Crescent-Topped Pot Roast Pie
1 tablespoon vegetable oil
1 lb boneless beef top sirloin steak (1 inch thick), cut into thin bite-size strips
2 cups matchstick-cut (2x1/8x1/8-inch) carrots (from 10-oz bag)
2 cups thinly sliced celery (3 to 4 medium stalks)
1 medium onion, halved, thinly sliced
1 jar (12 oz) beef gravy
1 tablespoon Dijon mustard
1 jar (6 oz) Green Giant® sliced mushrooms, drained
1 can (8 oz) Pillsbury® refrigerated crescent dinner rolls
1 tablespoon sesame seed
Heat oven to 375°F. Spray 11x7-inch (2-quart) glass baking dish with cooking spray. In 10-inch nonstick skillet, heat oil over medium-high heat. Add beef strips; cook 5 to 7 minutes, stirring frequently, until browned. Remove beef from skillet; place on plate.
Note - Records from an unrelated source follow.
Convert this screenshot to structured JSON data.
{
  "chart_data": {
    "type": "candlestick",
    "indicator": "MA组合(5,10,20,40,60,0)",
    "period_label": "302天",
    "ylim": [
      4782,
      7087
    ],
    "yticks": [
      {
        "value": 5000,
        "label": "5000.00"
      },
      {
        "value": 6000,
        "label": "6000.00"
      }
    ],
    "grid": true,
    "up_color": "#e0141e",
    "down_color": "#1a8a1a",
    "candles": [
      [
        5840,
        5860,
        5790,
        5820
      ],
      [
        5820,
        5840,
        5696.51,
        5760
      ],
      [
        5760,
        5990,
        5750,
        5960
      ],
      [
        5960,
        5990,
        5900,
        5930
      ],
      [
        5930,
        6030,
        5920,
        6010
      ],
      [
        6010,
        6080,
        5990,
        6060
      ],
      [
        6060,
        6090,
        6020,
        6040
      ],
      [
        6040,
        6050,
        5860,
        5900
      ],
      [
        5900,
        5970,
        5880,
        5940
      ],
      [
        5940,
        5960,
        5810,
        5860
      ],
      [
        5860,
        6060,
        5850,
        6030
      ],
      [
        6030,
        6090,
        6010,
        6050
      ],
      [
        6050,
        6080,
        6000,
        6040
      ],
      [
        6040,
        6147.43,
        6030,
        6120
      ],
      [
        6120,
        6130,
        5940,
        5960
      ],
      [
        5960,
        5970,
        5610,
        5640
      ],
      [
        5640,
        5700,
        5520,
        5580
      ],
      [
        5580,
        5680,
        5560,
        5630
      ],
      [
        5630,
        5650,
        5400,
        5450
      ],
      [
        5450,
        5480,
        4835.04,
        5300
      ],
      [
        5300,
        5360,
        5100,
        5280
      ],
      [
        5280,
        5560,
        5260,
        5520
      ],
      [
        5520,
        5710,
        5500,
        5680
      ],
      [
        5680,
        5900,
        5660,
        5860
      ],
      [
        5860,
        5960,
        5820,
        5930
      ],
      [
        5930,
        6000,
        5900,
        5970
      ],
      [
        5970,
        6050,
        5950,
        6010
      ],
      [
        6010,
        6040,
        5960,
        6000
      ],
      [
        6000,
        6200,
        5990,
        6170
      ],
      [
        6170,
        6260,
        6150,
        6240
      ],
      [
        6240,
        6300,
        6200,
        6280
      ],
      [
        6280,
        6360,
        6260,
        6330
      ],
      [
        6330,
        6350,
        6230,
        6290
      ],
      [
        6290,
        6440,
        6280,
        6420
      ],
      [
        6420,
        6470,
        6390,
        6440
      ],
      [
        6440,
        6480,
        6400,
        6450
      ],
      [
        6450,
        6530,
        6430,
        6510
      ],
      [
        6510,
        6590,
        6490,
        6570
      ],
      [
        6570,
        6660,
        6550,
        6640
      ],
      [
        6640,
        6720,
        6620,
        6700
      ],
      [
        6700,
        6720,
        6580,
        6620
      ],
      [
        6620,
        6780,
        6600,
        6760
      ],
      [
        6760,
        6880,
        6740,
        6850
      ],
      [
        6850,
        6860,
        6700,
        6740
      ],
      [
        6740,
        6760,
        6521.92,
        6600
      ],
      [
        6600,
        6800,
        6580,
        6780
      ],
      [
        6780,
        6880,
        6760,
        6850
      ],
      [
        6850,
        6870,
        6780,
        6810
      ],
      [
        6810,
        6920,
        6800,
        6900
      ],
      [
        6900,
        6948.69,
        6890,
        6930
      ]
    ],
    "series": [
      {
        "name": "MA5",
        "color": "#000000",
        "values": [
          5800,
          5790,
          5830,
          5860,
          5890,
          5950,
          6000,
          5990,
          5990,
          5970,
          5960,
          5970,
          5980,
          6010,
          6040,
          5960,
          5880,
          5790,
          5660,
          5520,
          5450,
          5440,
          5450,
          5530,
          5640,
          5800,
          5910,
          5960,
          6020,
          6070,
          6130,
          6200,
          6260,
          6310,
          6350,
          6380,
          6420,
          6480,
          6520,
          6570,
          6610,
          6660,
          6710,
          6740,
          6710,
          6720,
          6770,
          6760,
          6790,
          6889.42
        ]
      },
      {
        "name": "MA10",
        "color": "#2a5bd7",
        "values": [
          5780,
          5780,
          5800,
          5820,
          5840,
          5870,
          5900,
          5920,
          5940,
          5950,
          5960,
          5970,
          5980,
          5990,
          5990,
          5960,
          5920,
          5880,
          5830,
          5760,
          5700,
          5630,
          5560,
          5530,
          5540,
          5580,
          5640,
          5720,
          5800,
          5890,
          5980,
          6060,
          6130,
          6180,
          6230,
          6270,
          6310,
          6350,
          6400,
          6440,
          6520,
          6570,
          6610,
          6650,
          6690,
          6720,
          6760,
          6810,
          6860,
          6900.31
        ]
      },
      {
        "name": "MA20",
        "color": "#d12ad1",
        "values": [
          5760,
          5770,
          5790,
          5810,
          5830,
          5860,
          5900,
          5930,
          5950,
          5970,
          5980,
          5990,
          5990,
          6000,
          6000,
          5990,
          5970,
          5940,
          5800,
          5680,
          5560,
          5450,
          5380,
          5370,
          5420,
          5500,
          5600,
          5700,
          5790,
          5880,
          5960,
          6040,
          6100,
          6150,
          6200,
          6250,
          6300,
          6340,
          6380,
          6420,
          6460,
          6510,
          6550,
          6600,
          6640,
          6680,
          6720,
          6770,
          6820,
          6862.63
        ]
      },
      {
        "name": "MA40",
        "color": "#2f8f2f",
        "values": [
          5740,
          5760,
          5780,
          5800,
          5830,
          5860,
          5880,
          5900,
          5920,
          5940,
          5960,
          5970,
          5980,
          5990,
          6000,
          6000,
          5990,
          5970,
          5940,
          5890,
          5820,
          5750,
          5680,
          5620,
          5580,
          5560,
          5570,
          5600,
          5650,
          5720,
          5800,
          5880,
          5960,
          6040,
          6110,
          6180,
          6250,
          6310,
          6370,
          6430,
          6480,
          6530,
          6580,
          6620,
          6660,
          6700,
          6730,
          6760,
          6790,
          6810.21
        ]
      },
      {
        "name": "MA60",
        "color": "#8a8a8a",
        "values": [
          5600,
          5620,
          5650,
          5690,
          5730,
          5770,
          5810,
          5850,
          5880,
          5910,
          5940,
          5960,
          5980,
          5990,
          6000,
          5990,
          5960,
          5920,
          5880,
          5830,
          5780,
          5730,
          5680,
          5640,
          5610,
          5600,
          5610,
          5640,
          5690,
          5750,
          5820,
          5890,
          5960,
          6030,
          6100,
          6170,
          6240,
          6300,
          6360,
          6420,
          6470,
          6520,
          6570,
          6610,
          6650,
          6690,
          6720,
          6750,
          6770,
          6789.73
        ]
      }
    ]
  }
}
In same skillet, cook carrots, celery and onion 10 minutes, stirring occasionally, until crisp-tender.
Return beef to skillet and stir in gravy, mustard and mushrooms. Cook about 2 minutes or until hot and bubbly. Pour into baking dish.
Separate dough into 8 triangles. Arrange triangles over filling, overlapping about 1/4 inch to create a braided appearance. Spray triangles with cooking spray; sprinkle with sesame seed.
Bake 22 to 24 minutes or until crust is deep golden brown.